By: Nikola Hopkinson, Content Manager, ADMA
In 2017, most businesses have jumped onto the data and analytics bandwagon, realising its importance in developing quality products and meaningful customer experiences.
In fact, a recent global study of over 3,200 thought leaders found that data has become the central pillar of marketing, and 2016 is now better known as “the year of measurement”.
Although businesses have begun to embrace data and analytics, they are struggling to make sense of the sheer amount available to companies. They realise that the fast pace of technological change has put customers in the driver’s seat and that data now plays a vital role in developing outstanding customer experience.
According to Mohammad Shokoohi-Yekta, Data Scientist at Apple, the first step to building useful products and satisfying customer experiences is through data.
“Data plays a main role in understanding and predicting users’ needs. A [quote] from Steve Jobs also emphasises the point: ‘You’ve got to start with the customer experience and work back toward the technology – not the other way around.’”
Shokoohi-Yekta has seen, at first hand, the effects of data and analytics on businesses.
“In recent years, customer data, obviously collected anonymously and with users’ permission, has become a game-changer for high tech companies.
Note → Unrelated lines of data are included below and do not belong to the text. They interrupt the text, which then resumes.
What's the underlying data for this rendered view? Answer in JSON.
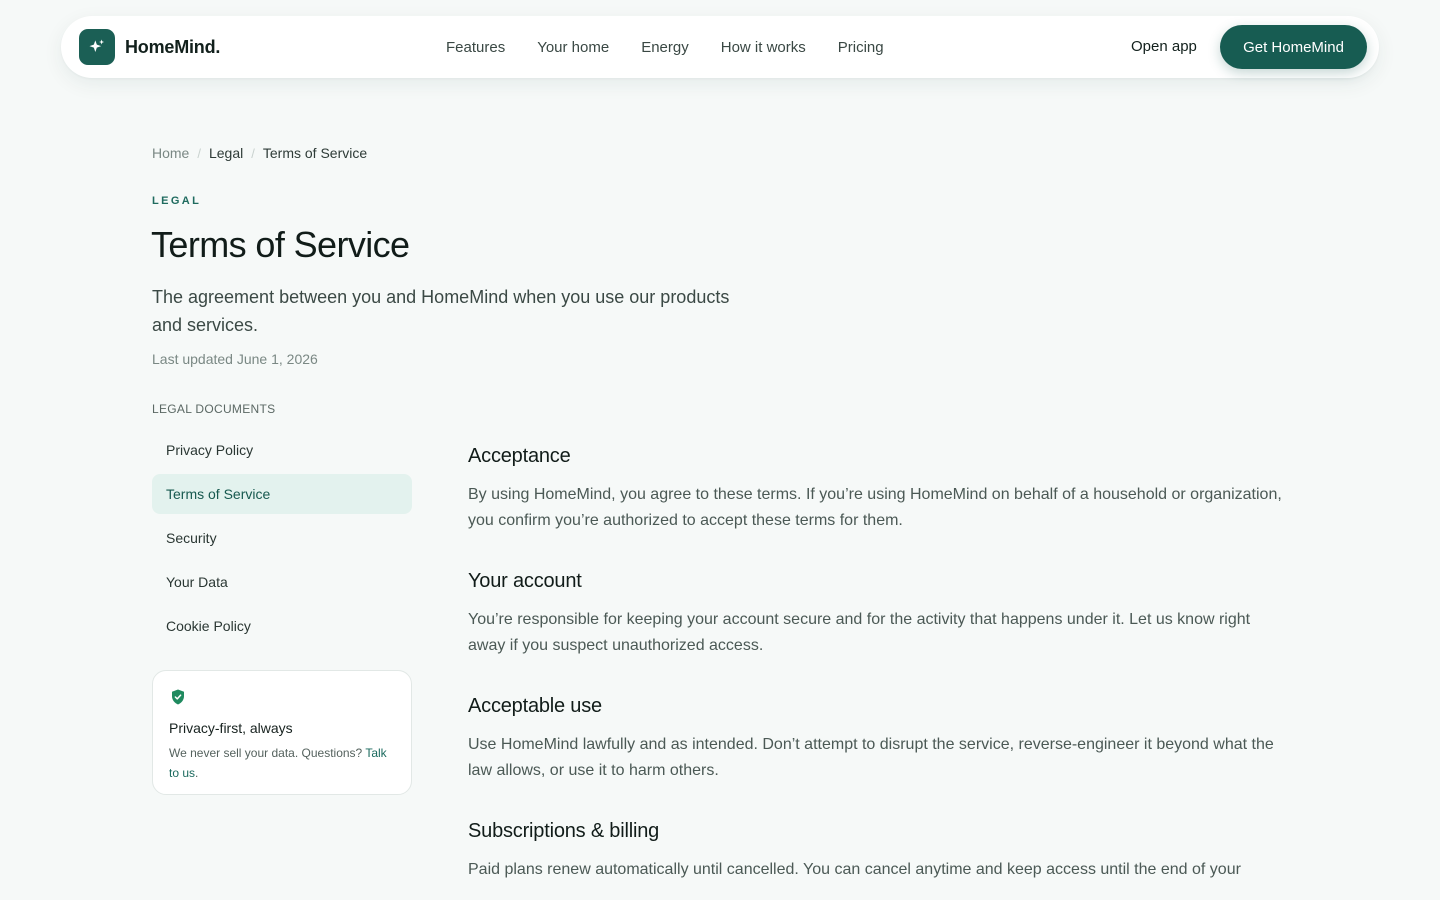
{
  "nav": {
    "brand": "HomeMind.",
    "links": [
      "Features",
      "Your home",
      "Energy",
      "How it works",
      "Pricing"
    ],
    "open_app": "Open app",
    "cta": "Get HomeMind"
  },
  "breadcrumb": {
    "home": "Home",
    "legal": "Legal",
    "current": "Terms of Service",
    "separator": "/"
  },
  "header": {
    "eyebrow": "LEGAL",
    "title": "Terms of Service",
    "subtitle": "The agreement between you and HomeMind when you use our products and services.",
    "updated": "Last updated June 1, 2026"
  },
  "sidebar": {
    "heading": "LEGAL DOCUMENTS",
    "items": [
      "Privacy Policy",
      "Terms of Service",
      "Security",
      "Your Data",
      "Cookie Policy"
    ],
    "active": "Terms of Service",
    "card": {
      "title": "Privacy-first, always",
      "text": "We never sell your data. Questions? ",
      "link": "Talk to us",
      "after_link": "."
    }
  },
  "sections": [
    {
      "title": "Acceptance",
      "body": "By using HomeMind, you agree to these terms. If you’re using HomeMind on behalf of a household or organization, you confirm you’re authorized to accept these terms for them."
    },
    {
      "title": "Your account",
      "body": "You’re responsible for keeping your account secure and for the activity that happens under it. Let us know right away if you suspect unauthorized access."
    },
    {
      "title": "Acceptable use",
      "body": "Use HomeMind lawfully and as intended. Don’t attempt to disrupt the service, reverse-engineer it beyond what the law allows, or use it to harm others."
    },
    {
      "title": "Subscriptions & billing",
      "body": "Paid plans renew automatically until cancelled. You can cancel anytime and keep access until the end of your"
    }
  ],
  "colors": {
    "accent": "#175c52",
    "active_bg": "#e3f2ee",
    "page_bg": "#f6f9f8",
    "shield": "#1f8a5f"
  },
  "icons": {
    "brand": "sparkle-icon",
    "card": "shield-check-icon"
  }
}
This data is used to verify the quality of products and measure customers’ satisfaction.”
Also a Lecturer at Stanford University, Shokoohi-Yekta is a true doctor of data: he has a PhD in Computer Science and has worked with some of the biggest tech companies including, Apple, GE and Samsung.
In the lead up to Data Day 2017, where he will be a keynote speaker, we picked Shokoohi-Yekta’s brains on four hot topics in the data world.
1. Internet of Things (IoT)
“According to the International Data Corporation (IDC), by 2020, more than 4 billion people will be connected over 50 billion devices and will produce over 50 trillion gigabytes of data.
“Unstructured data generated from IoT devices makes the analysis very challenging. The variety of format and modality of data will be more than ever. The rate of data production will also not let current algorithms to analyze correlations of streaming data vs offline data.”
2. Real-time analytics
“Real-time analytics has become a huge buzzword, much like ‘Big Data’.
“Predicting the next move of customers is based on real-time analytics. For example, some big corporates have already harnessed intelligence into automated phone calls to analyze customers’ behavior and temper over the phone and make the best decision in real time. For instance, if a customer sounds angry, the automated system will forward their call to a promotion specialist to in order to satisfy their needs.
“Imagine a store where a customer puts an item in their cart, but before leaving, decides not to buy it. Real-time analytics would suggest emailing a coupon for the same item to corresponding customers so that they get persuaded to purchase the items of their interest.
“Real-time analytics has become a game changer in digital marketing as well. That is why Google monitors mouse pointers moving along the screen. So, that the logged data will suggest the most interesting parts/sections on the screen for each user.
This data may also lead to predicting users’ interest.”
3. Executive buy-in
“When it comes to innovation, many tech giants may not easily take the risk to accept changes, since they are already making billions of dollars and do not necessarily see the use of analytics.
"On the other hand, every company understands that if they do not take advantage of innovations created by data science and machine learning, they may not be on the competing edge anymore. Eventually, convincing executives to apply innovative data science is not impossible but it takes a lot of effort and analysis to show very strong, reliable and consistent results in your prediction/classification results.”
4. Artificial Intelligence (AI)
“AI will be the top disruptor in technology very soon. Many giant companies in the last decade are now out of the market because they did not embrace AI. As computational costs go down and AI methods become more advanced, the disruption of AI will accelerate.
“Marketers in general should be able to augment intelligence into their technology in order to predict their customers’ needs ahead of time and make personalized recommendations. For reaching such a goal, they may need to train their employees on AI or take advantage of data analytics experts to show them how AI can be applied to their platform.
“Data scientists should be able to understand companies’ needs and data at the same time, in order to harness opportunities from AI. Since advancement of methods and technologies in AI is accelerating, keeping up with the latest technology would be a key point.”